EMPIRE STATE MANUFACTURING (SEPTEMBER)

  • New York Fed’s general economic index at minus 14.7 after minus 14.9 in August, the worst back-to-back performance since March-April 2009
  • Factories’ six-month outlook was worst since January 2013
  • Orders shrank for fourth month and manufacturing employment contracted

The Takeaway: The gauge more than likely overstates the weakness in manufacturing across the country. Economist Neil Dutta at Renaissance Macro Research said in an e-mail that it does a poor job of lining up with the more widely followed ISM factory index.
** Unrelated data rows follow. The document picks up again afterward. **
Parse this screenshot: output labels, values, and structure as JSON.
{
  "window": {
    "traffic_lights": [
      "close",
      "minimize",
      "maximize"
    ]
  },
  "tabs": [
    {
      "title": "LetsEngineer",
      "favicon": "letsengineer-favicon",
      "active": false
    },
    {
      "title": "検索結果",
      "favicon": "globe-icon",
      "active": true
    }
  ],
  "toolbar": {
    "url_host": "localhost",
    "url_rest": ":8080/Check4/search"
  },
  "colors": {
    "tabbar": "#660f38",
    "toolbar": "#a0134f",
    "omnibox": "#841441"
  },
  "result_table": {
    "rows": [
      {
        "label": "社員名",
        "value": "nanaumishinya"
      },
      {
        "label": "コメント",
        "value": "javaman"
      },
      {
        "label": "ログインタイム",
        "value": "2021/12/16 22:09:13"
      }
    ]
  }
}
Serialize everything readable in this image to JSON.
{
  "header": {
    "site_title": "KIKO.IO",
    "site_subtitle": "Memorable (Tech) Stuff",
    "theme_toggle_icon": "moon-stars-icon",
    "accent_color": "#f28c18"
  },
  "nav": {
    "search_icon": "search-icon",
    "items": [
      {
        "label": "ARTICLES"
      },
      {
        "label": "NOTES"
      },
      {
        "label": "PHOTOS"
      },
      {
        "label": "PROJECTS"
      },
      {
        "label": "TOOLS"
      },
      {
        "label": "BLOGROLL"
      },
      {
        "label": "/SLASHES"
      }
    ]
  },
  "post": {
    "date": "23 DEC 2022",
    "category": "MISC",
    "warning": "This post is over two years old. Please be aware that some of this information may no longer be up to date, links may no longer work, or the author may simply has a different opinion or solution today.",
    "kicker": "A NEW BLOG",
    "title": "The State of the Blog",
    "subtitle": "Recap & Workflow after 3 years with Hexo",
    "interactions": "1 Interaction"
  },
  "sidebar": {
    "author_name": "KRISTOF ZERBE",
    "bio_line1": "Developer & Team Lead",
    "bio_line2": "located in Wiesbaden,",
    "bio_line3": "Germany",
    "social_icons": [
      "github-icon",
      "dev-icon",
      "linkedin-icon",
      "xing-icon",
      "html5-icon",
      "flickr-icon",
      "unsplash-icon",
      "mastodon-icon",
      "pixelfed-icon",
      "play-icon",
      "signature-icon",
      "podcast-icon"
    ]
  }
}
Combined with the Fed’s industrial production report, though, the Empire State gauge underscores the challenges facing American producers.

BUSINESS INVENTORIES (JULY)

  • Stockpiles climbed 0.1 percent, the smallest increase in four months
  • Retailers showed a 0.6 percent gain after a 1 percent jump, the biggest back-to-back advances since late 2013
  • Companies had enough stocks on hand to last 1.36 months at the current sales pace, the same as in the previous four months

The Takeaway: While businesses are starting to rein in bloated inventories, there is probably still more work to be done, which means orders to factories will cool. The current inventory-to-sales ratio remains up from a 2014 low of 1.29 months reached in July.